Facing these problems every day is tiring. Everything always feels broken and people are constantly arguing about it. But that’s the steady state of the world, and you learn how to participate while not letting it rattle you. It’s individually stressful, but collectively healthy, because we’re talking about the important things earlier, before the shock hits. Consider how much discussion there’s already been about rent/mortgage forbearance and preventing evictions. In 2008 we only had conversations like this well after the shock of the financial crisis. We are doing better even as it all feels worse than ever.
Apathy and burnout are the new risks
We’re doing better at living in reality (well, maybe not some people). We’re less and less likely to be shocked.
But there’s a new challenge - how do we stay exposed to reality, to prevent shocks, while maintaining energy to take action? It’s harder for people today to volunteer or take action, because they’re already burned out on the problem by constant exposure. Contrast this with 10 years ago when you might have lived in your bubble, and then ventured out of it to work on an important societal problem, knowing that you’d come back home and put it out of sight, out of mind. Boundaries are falling, often as they should.
I think apathy and burnout are much larger challenges online than disinformation or even hate speech. If you read and listen to President Obama, he is waging a war on apathy. His presidency was defined by a growing awareness of a deeply unequal America, combined with growing frustration with government and a disintegration of community. Just this year, it took an unprecedented effort from millions of people, companies, platforms and celebrities, just to get people to vote.

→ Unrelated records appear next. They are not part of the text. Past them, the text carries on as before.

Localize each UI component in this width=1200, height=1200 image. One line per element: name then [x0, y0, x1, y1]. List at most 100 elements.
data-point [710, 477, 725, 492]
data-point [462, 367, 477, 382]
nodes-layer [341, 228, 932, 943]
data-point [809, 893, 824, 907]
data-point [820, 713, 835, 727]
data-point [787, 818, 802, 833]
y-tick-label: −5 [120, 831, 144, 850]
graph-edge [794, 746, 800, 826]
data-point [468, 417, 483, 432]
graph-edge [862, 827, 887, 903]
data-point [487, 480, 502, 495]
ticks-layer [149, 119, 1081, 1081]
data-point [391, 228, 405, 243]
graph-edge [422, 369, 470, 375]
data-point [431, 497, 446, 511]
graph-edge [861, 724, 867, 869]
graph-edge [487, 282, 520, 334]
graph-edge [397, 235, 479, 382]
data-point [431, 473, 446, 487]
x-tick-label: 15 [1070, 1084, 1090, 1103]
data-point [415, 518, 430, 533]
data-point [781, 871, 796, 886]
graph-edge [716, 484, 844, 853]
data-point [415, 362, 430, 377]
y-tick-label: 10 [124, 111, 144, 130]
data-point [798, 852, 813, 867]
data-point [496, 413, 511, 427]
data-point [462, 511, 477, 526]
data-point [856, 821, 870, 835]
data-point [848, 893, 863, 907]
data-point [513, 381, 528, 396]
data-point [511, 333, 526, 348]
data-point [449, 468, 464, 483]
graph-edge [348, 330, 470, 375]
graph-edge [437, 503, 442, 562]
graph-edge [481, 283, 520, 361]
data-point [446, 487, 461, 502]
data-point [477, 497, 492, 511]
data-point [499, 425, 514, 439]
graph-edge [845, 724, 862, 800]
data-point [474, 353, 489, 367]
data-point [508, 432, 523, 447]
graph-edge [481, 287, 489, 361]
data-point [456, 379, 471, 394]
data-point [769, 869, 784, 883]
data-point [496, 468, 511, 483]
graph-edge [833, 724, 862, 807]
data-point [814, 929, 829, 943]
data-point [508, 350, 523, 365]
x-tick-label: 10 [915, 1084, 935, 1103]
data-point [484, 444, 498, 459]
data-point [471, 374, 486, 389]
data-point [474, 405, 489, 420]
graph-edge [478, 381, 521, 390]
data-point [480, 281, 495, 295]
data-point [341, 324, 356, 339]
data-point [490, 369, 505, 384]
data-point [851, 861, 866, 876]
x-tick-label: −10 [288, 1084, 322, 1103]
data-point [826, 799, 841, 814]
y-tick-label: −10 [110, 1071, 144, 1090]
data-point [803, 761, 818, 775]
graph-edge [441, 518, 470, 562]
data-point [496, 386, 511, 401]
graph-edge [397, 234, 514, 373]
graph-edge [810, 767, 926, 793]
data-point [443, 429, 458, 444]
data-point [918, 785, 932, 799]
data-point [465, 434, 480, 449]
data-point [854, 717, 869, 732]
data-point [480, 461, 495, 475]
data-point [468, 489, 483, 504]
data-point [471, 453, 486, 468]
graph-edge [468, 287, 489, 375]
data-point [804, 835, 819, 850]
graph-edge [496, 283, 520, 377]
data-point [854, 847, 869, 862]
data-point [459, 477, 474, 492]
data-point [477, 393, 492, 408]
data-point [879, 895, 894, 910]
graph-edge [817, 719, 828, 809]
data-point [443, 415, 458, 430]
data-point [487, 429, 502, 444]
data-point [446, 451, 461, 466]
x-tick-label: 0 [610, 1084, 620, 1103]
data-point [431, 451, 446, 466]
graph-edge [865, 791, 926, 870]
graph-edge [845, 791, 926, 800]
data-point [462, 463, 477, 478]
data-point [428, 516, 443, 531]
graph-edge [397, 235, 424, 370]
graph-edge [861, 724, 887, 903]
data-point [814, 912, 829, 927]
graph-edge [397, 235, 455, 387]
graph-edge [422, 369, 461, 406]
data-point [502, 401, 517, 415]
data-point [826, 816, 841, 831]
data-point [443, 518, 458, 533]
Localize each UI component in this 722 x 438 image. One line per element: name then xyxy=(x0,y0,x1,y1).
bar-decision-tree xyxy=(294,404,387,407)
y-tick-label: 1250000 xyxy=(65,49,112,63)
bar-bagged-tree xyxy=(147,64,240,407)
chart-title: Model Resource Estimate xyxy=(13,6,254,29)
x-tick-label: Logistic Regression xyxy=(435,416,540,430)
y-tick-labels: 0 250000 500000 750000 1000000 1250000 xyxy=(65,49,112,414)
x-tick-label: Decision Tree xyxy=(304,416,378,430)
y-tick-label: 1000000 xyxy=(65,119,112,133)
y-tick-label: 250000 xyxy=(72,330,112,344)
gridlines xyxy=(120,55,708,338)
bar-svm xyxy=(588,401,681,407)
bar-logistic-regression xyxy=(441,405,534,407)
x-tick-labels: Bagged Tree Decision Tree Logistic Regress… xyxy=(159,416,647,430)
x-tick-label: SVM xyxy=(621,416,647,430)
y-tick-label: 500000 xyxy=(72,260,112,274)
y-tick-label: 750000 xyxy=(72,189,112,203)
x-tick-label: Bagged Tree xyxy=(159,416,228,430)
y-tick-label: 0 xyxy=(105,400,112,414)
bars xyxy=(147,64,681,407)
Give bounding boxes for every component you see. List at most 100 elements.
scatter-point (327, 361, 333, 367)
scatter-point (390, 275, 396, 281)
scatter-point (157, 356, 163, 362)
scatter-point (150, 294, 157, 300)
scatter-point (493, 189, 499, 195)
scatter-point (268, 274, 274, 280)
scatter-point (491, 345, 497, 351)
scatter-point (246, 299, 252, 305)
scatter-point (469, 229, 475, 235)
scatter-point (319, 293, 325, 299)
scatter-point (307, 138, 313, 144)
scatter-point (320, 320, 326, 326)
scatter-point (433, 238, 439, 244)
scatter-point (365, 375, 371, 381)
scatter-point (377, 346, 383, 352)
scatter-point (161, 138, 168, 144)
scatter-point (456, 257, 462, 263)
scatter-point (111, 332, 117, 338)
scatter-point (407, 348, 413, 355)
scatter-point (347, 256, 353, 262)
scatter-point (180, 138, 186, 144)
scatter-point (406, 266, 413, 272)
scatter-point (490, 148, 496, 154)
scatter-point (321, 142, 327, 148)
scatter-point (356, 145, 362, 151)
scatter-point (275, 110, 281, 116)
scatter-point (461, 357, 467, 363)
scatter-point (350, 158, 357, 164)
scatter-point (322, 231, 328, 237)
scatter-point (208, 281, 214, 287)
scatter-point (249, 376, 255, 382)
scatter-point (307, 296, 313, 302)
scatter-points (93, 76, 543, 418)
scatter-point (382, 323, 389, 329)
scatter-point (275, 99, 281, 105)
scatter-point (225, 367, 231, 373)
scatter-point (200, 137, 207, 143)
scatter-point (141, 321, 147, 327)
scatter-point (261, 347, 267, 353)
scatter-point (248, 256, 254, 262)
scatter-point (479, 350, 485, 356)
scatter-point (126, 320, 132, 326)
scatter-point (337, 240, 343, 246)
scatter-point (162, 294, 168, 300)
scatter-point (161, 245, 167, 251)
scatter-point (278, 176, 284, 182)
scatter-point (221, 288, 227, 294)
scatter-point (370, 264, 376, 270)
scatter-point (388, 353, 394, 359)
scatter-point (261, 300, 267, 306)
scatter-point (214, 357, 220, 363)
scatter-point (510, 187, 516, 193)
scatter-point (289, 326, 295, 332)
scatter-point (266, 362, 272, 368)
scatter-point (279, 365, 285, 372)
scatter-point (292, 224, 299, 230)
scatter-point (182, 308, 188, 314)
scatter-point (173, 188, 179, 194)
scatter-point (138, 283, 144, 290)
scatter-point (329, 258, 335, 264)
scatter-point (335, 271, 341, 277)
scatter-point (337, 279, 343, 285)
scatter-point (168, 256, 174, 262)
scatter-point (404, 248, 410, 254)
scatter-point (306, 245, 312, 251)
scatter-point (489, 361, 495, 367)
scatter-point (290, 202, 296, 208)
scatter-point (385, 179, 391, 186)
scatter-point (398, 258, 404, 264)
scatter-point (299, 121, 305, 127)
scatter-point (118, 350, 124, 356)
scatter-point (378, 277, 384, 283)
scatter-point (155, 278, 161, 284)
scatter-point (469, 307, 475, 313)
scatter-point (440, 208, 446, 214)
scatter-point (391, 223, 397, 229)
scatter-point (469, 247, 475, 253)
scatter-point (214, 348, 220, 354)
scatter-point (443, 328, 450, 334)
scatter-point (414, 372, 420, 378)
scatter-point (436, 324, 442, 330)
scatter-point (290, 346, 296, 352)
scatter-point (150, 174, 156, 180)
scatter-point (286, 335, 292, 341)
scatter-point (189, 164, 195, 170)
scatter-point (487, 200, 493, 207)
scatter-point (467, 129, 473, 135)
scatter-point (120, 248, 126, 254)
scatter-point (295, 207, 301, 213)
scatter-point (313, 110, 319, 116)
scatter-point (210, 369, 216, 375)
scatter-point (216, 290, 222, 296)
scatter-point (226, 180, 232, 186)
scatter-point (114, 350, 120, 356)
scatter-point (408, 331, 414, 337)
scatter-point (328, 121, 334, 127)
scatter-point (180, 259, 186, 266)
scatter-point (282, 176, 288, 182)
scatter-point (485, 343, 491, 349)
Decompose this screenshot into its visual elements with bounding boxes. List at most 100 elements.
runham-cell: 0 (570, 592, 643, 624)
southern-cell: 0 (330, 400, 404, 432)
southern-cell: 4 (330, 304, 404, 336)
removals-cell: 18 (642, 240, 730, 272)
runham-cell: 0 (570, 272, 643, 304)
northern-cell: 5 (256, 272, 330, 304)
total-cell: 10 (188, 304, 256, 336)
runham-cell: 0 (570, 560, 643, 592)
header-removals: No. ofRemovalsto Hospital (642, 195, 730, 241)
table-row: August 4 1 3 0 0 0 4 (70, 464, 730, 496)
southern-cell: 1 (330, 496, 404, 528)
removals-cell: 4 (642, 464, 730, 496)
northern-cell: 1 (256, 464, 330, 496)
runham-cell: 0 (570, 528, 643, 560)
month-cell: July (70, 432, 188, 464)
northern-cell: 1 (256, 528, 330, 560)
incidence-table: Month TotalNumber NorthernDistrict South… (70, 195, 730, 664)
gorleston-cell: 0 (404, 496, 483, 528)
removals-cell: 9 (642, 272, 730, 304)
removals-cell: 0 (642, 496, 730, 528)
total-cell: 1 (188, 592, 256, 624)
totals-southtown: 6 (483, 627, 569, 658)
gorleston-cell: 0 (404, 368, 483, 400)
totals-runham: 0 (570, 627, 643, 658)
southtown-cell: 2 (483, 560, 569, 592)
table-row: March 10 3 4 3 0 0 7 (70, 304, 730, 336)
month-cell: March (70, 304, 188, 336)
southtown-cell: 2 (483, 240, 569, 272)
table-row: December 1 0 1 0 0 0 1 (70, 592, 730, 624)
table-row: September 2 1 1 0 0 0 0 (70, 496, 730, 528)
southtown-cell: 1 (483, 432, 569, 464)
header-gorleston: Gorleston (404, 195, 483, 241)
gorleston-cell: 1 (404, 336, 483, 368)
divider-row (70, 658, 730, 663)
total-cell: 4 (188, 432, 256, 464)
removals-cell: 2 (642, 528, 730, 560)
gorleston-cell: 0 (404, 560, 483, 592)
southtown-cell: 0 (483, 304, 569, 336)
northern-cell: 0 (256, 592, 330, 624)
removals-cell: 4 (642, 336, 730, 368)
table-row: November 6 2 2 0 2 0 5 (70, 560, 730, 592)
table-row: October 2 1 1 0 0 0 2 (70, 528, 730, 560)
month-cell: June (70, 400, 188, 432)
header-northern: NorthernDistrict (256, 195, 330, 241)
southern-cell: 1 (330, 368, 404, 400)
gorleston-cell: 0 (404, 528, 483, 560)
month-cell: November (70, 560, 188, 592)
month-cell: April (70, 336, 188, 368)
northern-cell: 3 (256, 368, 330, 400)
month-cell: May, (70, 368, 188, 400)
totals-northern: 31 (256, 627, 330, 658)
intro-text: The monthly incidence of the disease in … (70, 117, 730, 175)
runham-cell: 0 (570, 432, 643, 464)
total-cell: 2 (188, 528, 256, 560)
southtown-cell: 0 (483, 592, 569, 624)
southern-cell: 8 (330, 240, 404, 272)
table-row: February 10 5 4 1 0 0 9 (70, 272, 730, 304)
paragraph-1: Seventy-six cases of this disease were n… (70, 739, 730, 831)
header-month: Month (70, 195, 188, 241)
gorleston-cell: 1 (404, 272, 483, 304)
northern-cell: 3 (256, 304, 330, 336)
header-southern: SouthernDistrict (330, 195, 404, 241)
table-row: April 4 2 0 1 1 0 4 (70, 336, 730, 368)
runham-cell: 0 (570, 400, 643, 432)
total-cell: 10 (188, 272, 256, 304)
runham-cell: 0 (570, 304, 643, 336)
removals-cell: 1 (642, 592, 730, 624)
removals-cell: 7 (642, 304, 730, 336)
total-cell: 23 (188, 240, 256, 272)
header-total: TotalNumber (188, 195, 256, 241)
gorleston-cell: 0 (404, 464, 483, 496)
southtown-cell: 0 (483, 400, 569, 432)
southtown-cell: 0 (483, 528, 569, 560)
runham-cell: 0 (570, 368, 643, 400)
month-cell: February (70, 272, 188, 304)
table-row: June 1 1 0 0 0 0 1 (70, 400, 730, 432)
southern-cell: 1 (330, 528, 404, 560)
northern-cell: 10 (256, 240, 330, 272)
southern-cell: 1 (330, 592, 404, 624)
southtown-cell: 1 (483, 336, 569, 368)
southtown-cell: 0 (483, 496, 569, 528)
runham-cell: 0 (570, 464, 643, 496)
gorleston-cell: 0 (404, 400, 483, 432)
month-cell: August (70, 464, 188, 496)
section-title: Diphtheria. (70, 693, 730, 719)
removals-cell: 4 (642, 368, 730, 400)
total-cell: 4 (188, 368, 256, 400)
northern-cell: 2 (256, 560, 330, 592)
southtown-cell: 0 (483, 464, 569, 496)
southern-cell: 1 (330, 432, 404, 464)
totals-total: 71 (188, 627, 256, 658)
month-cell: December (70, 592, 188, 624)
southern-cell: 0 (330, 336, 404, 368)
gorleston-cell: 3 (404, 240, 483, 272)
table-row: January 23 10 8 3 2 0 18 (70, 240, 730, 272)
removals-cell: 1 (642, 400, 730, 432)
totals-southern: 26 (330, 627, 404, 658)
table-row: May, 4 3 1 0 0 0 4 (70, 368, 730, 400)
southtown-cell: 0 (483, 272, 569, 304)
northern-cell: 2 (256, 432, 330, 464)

As more of us live in our shared reality every day, we are no longer shocked. We’re more prepared for the road ahead, but less energized to act. We run a new risk of burning out and moving to the middle of nowhere to work remotely and escape. Of pretending our lifestyle choices are about our own individual choices, rather than about avoiding a shared reality we’d rather ignore. I know I’ve made a few choices like that in my past.
Peace is a hot New York Subway station
You know how a NYC subway station smells on a hot summer night? It’s hot, humid and objectively awful. I love it. I miss it when I haven’t been to New York in too long. Taking the subway means being face to face with people from all over the city. It means facing down the mess that is the MTA. No matter who you think you are, you’re another sardine on the platform waiting for a train, with the best and worst of New York on full display. Old dude with the print newspaper folding it all up in your business. Mixtapes blaring out of headphones so loud you can hear the lyrics. Do you even live in New York if you don’t ride the train?
2021 will tempt us to escape and hide when we return to reality and see it in its broken state. For those with means to do so, especially who work on the internet, it will continue to be tempting to escape to the corners of the world where “out of sight, out of mind” is temporarily still a bit more possible. All our crises, from city budgets to housing and evictions will play out as if we’re living in a novel that we already know the end of. We won’t be shocked.
The question is if we can keep riding the train, wherever we live, and learn to love being part of reality every day like “a real fukin New Yorker” and do something about it.